As perhaps the largest developer of affordable housing in the area, Shafai knows a thing or two about challenges facing developers, builders and city officials seeking to increase the housing stock.

“There is a need for houses to be below $200,000 but there is also a need for houses to be below or at $100,000,” Shafai said recently from his downtown office along Kansas City Street. “Unfortunately with the cost of construction, it’s really difficult to get to the $100,000 [pricepoint] without creative thinking and planning.”

Shafai acknowledged that there are options available to developers looking to cut costs and lower home prices, like seeking reduced loan rates for infrastructure improvements through the state or applying for Community Development Block Grants or the creation of a tax increment financing district through the city. But the reality, he said, is there simply isn’t enough subsidy money to go around.

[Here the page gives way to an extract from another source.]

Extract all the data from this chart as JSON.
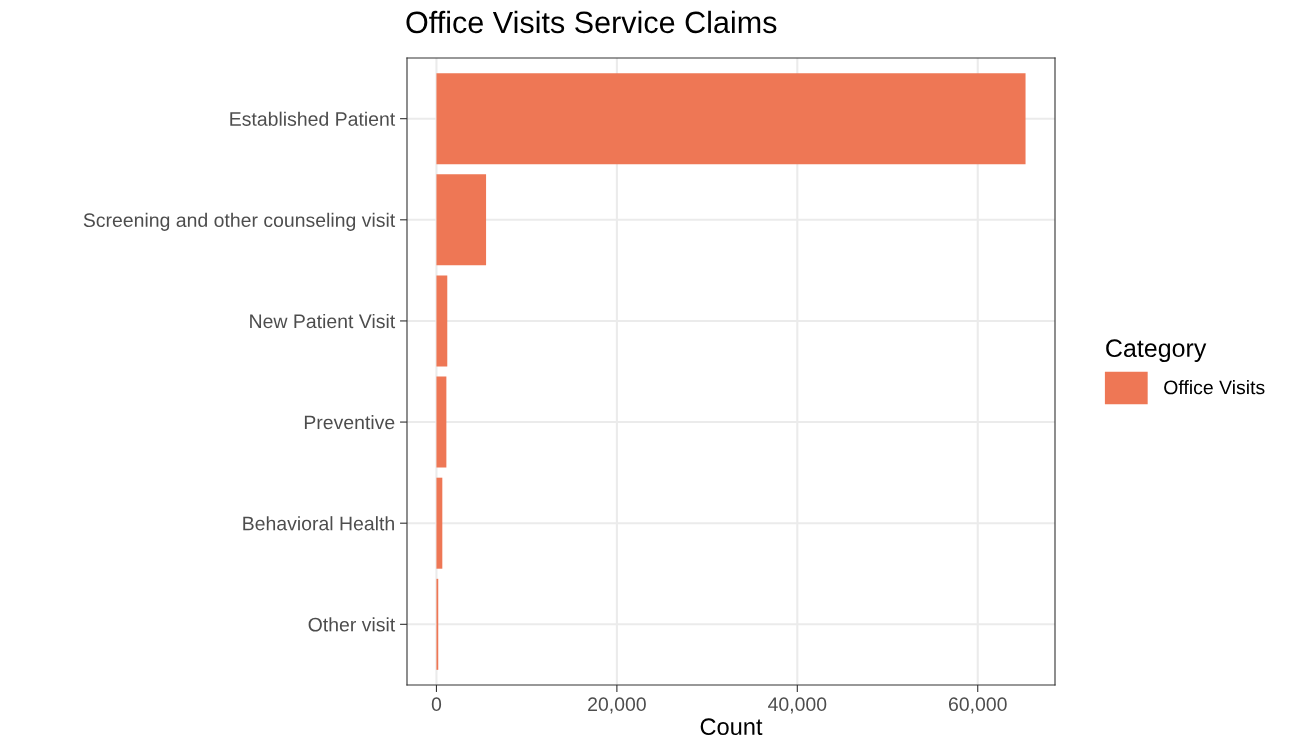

“Subsidies are not available as much as people think,” he said. “There are so many needs regardless if it’s feeding people or taking care of other issues. We can’t just rely on the government to do everything. We have to be creative.”

One idea Shafai was quick to lobby for was reducing the city’s zoning requirements for lot size. By allowing smaller lots, he said developers could build patio size — 600 to 800 square foot — and garden size —300 to 600 square foot — homes that could serve as transitional housing for young professionals, the elderly, or anyone with a limited income. But to solve the affordable housing shortage, Shafai says people need to also look at the other side of the equation.

“We have to look at the other variable, which is the income,” he said. “What we can do to raise our income level?”

Shafai said the city’s economy is too dependent on tourism and while the city’s burgeoning health-care industry is welcome, there needs to be a greater focus on attracting the manufacturing and technology industries.

Improving the state’s transportation network would help incentivize manufacturing businesses, Shafai said. He said the availability of cheap energy and raw materials made Rapid City an attractive location but the shortage of workers and transportation points of access to the city make it difficult and costly to bring workers and materials to the area.

As for attracting more of the technology industry, he said much could be accomplished with a shift in mentality in the state.

“We’re very conservative. We don’t take any chances. We’re very low risk-takers as a state so we’re not willing to invest in our people as much as we should,” he said. “We have to start businesses that will capture our graduates and keep them in our state. We can’t wait for them to start their own businesses. We have to create those businesses that fit the human resources that we are producing.”

By attracting new industries to Rapid City, Shafai believes the median income will rise. But, he added, it is difficult to nurture a workforce where many people are now paid between $12 and $15 an hour without housing they can afford.

“We’re improving but for the size of the community that we live in, the rate at which we are improving is less than what we should,” he said. “That is due to the historic trauma of these segregations between the haves and the have nots. Those improvements are not touching as large a segment of the population as it should and that’s where we as a community have to work together to achieve that goal. I think we have to put more trust in each other.”